Level 2. Siloed analytics

These analytics programmes are aligned with, and segregated by, individual departments. While an organisation may have invested heavily in analytics initiatives, the approaches, capacity, capabilities and toolsets may vary considerably between departments.

Benefits

Reporting business information is more advanced than opportunistic analytics and individual departments have more useful information to base decisions upon. Investment costs are modest.

Challenges

Adoption of best practices is low to medium. Information is segregated and there is little to no knowledge sharing. While costs are relatively low, it can be wasteful due to duplication in different departments.

What to do next

Collaboration is key. Discussions on strategy should include representatives from all departments investing in analytics and should focus on development of:

  • An analytics vision, success criteria, roadmap, and gap assessment
  • The creation of “art of the possible” visualization scenarios
  • Identification of key standards and business rules
  • Evaluation of tools and resources able to integrate and convey information quickly and effectively

Level 3: Enterprise analytics

A more holistic approach, enterprise analytics involves sharing information across an enterprise, not just between individual departments.

Benefits

A data-driven organisation allows executives to combine data elements and obtain more valuable insights. This will provide a more accurate picture of performance and operational health.
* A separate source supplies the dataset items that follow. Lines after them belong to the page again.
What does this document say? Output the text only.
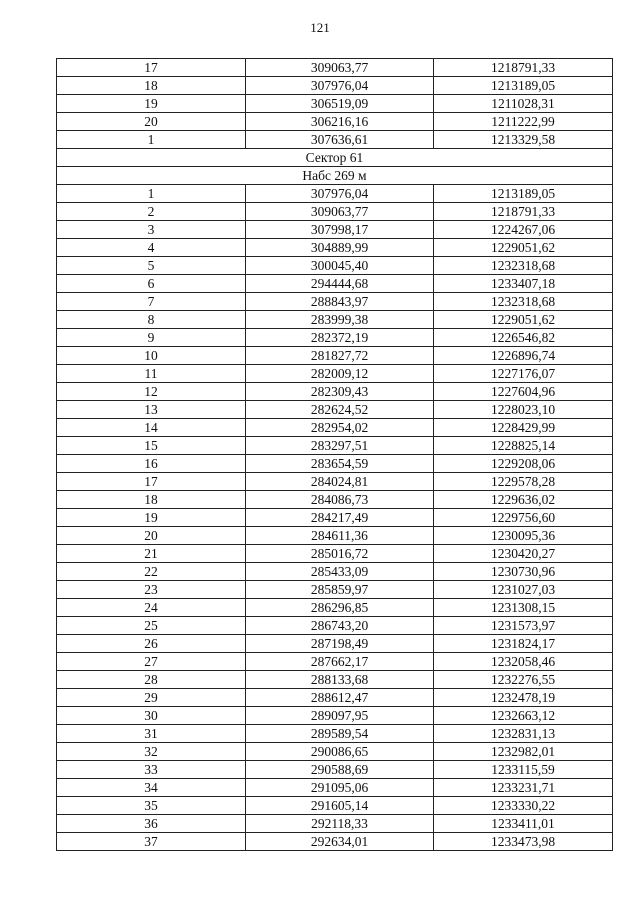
121
17	309063,77	1218791,33
18	307976,04	1213189,05
19	306519,09	1211028,31
20	306216,16	1211222,99
1	307636,61	1213329,58
Сектор 61		
Набс 269 м		
1	307976,04	1213189,05
2	309063,77	1218791,33
3	307998,17	1224267,06
4	304889,99	1229051,62
5	300045,40	1232318,68
6	294444,68	1233407,18
7	288843,97	1232318,68
8	283999,38	1229051,62
9	282372,19	1226546,82
10	281827,72	1226896,74
11	282009,12	1227176,07
12	282309,43	1227604,96
13	282624,52	1228023,10
14	282954,02	1228429,99
15	283297,51	1228825,14
16	283654,59	1229208,06
17	284024,81	1229578,28
18	284086,73	1229636,02
19	284217,49	1229756,60
20	284611,36	1230095,36
21	285016,72	1230420,27
22	285433,09	1230730,96
23	285859,97	1231027,03
24	286296,85	1231308,15
25	286743,20	1231573,97
26	287198,49	1231824,17
27	287662,17	1232058,46
28	288133,68	1232276,55
29	288612,47	1232478,19
30	289097,95	1232663,12
31	289589,54	1232831,13
32	290086,65	1232982,01
33	290588,69	1233115,59
34	291095,06	1233231,71
35	291605,14	1233330,22
36	292118,33	1233411,01
37	292634,01	1233473,98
“Data must be cleansed, standardized, mastered and ‘architected’ to enable analytics discovery. Process and collaboration become especially important here,” Mark says. As does security and data governance as centralised reporting repositories are built.

Challenges

Unless managers prioritise, enterprise-level investments can quickly escalate in scope and cost, putting pressure on resources.

What do to next

Organisations are advised to adopt a phasing approach to enterprise-wide analytics. Mark recommends investment in training, data management, and data governance to establish the foundation for a “scalable analytics environment” with frequent, manageable delivery targets (usually reports or dashboards), and increased adoption and ROI.
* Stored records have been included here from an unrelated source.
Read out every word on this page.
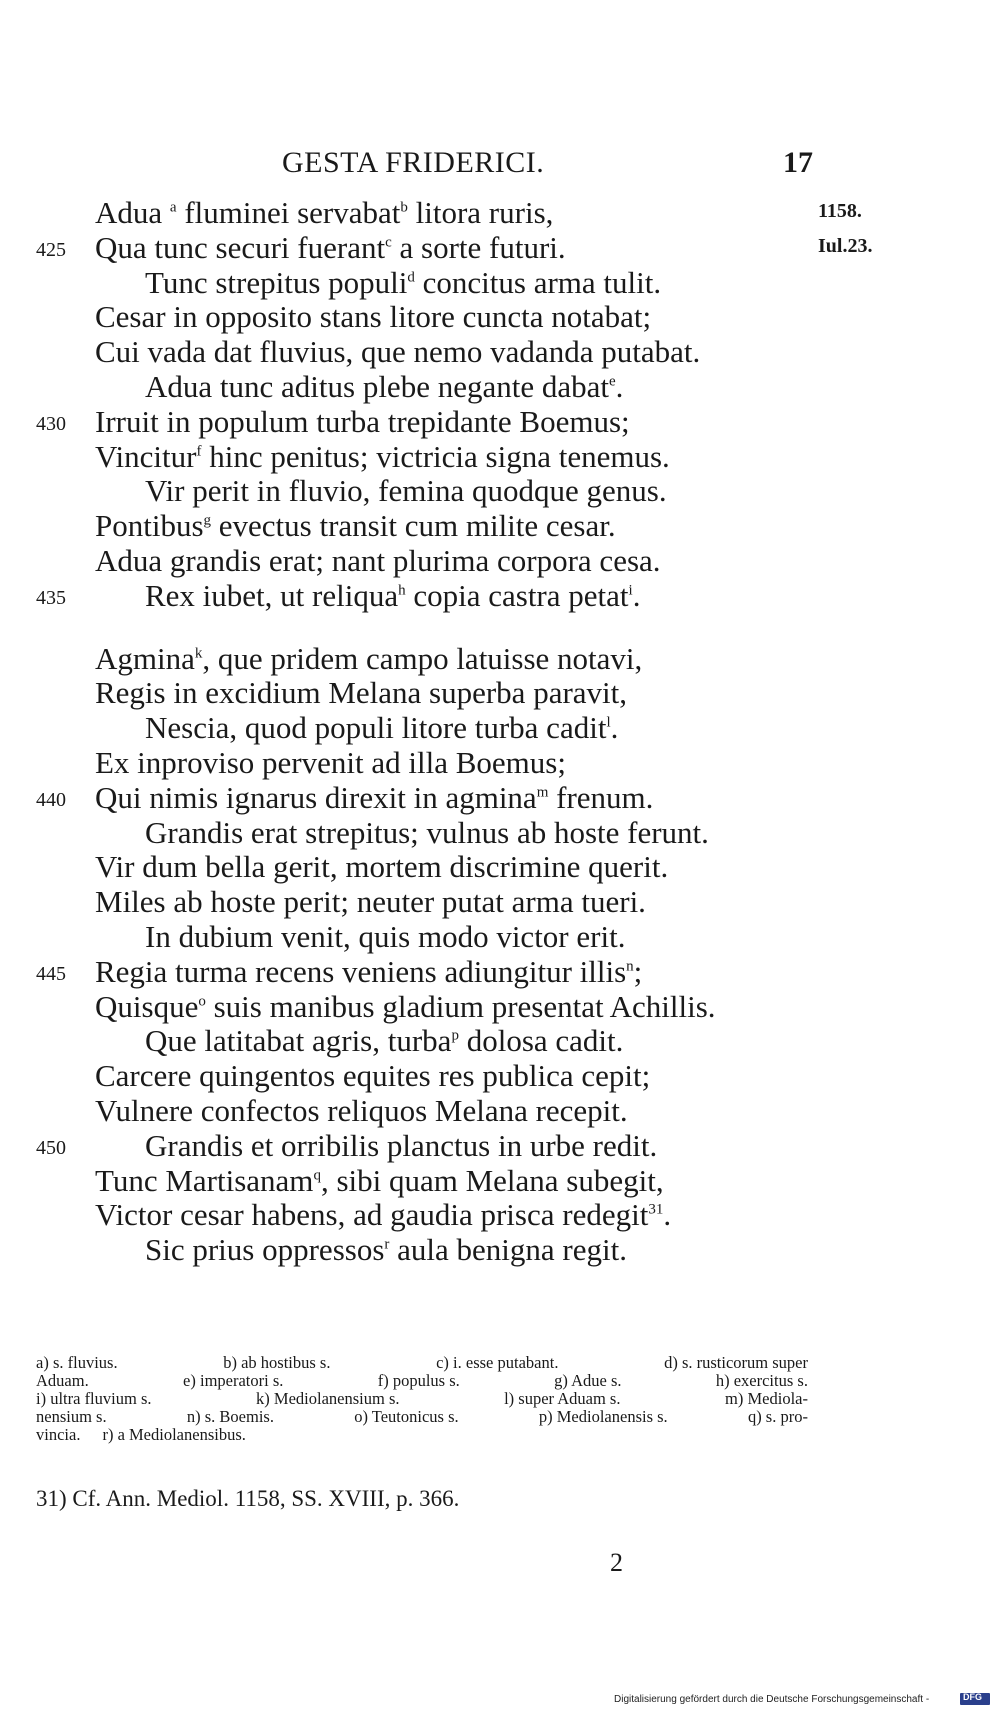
GESTA FRIDERICI.	17
1158.
Iul.23.
Adua $^a$ fluminei servabat$^b$ litora ruris,
Qua tunc securi fuerant$^c$ a sorte futuri.
425
Tunc strepitus populi$^d$ concitus arma tulit.
Cesar in opposito stans litore cuncta notabat;
Cui vada dat fluvius, que nemo vadanda putabat.
Adua tunc aditus plebe negante dabat$^e$.
Irruit in populum turba trepidante Boemus;
430
Vincitur$^f$ hinc penitus; victricia signa tenemus.
Vir perit in fluvio, femina quodque genus.
Pontibus$^g$ evectus transit cum milite cesar.
Adua grandis erat; nant plurima corpora cesa.
Rex iubet, ut reliqua$^h$ copia castra petat$^i$.
435
Agmina$^k$, que pridem campo latuisse notavi,
Regis in excidium Melana superba paravit,
Nescia, quod populi litore turba cadit$^l$.
Ex inproviso pervenit ad illa Boemus;
Qui nimis ignarus direxit in agmina$^m$ frenum.
440
Grandis erat strepitus; vulnus ab hoste ferunt.
Vir dum bella gerit, mortem discrimine querit.
Miles ab hoste perit; neuter putat arma tueri.
In dubium venit, quis modo victor erit.
Regia turma recens veniens adiungitur illis$^n$;
445
Quisque$^o$ suis manibus gladium presentat Achillis.
Que latitabat agris, turba$^p$ dolosa cadit.
Carcere quingentos equites res publica cepit;
Vulnere confectos reliquos Melana recepit.
Grandis et orribilis planctus in urbe redit.
450
Tunc Martisanam$^q$, sibi quam Melana subegit,
Victor cesar habens, ad gaudia prisca redegit$^{31}$.
Sic prius oppressos$^r$ aula benigna regit.
a) s. fluvius.	b) ab hostibus s.	c) i. esse putabant.	d) s. rusticorum super
Aduam.	e) imperatori s.	f) populus s.	g) Adue s.	h) exercitus s.
i) ultra fluvium s.	k) Mediolanensium s.	l) super Aduam s.	m) Mediola-
nensium s.	n) s. Boemis.	o) Teutonicus s.	p) Mediolanensis s.	q) s. pro-
vincia. r) a Mediolanensibus.
31) Cf. Ann. Mediol. 1158, SS. XVIII, p. 366.
2
Digitalisierung gefördert durch die Deutsche Forschungsgemeinschaft -	DFG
But he warns against getting carried away with beautiful dashboards and user interfaces at the expense of the actual management of the data, adding: “Nowadays, you can have stunning visualisations but the downside is people focus on the visualisations rather than the key indicators and what they can get from the data.”

Levels 4 and 5: Predictive and prescriptive analytics

This is where statistical modelling, forecasting, machine learning and artificial intelligence (AI) come to the fore, allowing users to run through multiple “what if” scenarios.

Benefits

The main advantage is your analytics evolves from trailing to leading. It will impact innovation and market differentiation, and support operational effectiveness.

Challenges

As data analytics becomes more advanced, the required resource capabilities, models, processes, and tools become more complex and specialized. Governance, controls and security become even more important to improve data handling and protection.

What to do next

To maximise the benefits of predictive and prescriptive analytics, organisations need to ensure there is a very strong relationship between those with a mastery of the data and those with a mastery of the business processes, operations, and competitive marketplace. This requires effective training and communication across an organisation.
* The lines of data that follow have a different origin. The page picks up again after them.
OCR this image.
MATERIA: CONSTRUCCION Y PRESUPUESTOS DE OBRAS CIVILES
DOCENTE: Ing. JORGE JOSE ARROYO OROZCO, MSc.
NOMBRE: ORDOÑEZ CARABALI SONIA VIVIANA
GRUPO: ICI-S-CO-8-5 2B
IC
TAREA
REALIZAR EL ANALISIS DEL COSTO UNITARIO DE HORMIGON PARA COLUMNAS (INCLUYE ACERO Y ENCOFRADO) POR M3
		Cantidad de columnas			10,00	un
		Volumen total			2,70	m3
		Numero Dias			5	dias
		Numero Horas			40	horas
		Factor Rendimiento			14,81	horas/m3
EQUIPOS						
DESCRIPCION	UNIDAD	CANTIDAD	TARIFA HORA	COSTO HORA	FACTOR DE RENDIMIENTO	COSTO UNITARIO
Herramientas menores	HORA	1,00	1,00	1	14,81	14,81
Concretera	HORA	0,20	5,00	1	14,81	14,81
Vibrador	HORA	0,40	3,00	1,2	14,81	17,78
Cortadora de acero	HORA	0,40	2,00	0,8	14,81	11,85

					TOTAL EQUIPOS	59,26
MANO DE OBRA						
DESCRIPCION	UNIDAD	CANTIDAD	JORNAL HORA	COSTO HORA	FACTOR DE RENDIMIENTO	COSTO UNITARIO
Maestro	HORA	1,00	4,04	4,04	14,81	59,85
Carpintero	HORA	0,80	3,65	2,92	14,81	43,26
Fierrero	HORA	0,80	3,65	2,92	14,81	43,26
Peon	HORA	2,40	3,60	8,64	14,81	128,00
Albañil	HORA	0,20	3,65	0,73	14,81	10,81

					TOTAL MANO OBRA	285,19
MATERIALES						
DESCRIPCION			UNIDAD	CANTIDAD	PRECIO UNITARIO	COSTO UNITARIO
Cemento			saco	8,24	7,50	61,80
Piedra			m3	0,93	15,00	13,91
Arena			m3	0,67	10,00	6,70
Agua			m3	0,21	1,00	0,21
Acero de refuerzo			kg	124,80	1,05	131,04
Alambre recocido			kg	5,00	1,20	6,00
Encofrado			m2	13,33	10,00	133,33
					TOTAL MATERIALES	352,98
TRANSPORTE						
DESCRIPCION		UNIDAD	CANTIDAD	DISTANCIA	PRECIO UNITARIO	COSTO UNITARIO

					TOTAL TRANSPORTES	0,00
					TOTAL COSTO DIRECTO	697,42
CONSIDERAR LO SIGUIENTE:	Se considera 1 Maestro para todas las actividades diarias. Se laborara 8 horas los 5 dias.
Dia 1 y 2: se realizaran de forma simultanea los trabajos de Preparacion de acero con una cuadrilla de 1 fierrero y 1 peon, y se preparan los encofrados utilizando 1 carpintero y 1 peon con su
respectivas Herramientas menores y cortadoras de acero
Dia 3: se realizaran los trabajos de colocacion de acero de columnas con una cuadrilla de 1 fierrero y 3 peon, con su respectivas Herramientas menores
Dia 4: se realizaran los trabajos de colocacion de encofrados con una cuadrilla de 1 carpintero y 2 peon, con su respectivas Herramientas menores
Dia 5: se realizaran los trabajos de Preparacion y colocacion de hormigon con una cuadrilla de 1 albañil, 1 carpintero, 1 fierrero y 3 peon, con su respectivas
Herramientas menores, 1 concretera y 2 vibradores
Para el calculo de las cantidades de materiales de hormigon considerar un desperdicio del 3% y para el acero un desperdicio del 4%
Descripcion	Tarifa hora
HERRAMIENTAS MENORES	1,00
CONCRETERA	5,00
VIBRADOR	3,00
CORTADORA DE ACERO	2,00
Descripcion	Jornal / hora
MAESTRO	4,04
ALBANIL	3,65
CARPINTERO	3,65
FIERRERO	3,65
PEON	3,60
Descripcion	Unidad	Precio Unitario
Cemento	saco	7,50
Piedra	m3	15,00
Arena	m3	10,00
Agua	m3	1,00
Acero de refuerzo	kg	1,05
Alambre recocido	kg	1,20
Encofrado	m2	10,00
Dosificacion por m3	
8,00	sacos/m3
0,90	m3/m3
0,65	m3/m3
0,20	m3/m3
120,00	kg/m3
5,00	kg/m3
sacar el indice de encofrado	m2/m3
Wherever your organisation sits on the business analytics journey, there are actions you can take now for increased operational efficiency and better decision-making.

“Finding the right level of investment for your company and identifying areas of improvement are key.” Mark argues, adding: “It’s about looking at what data you have and what you can do with it. It’s the thought process, or what we call ‘the art of the possible’.”

With big data fast-becoming the norm, and technological advances like machine-based learning and AI making huge differences to the way we process information, the need to leverage your data to gain leading edge is greater than ever. Praxity participant firms that specialise in data analytics can help lead the way.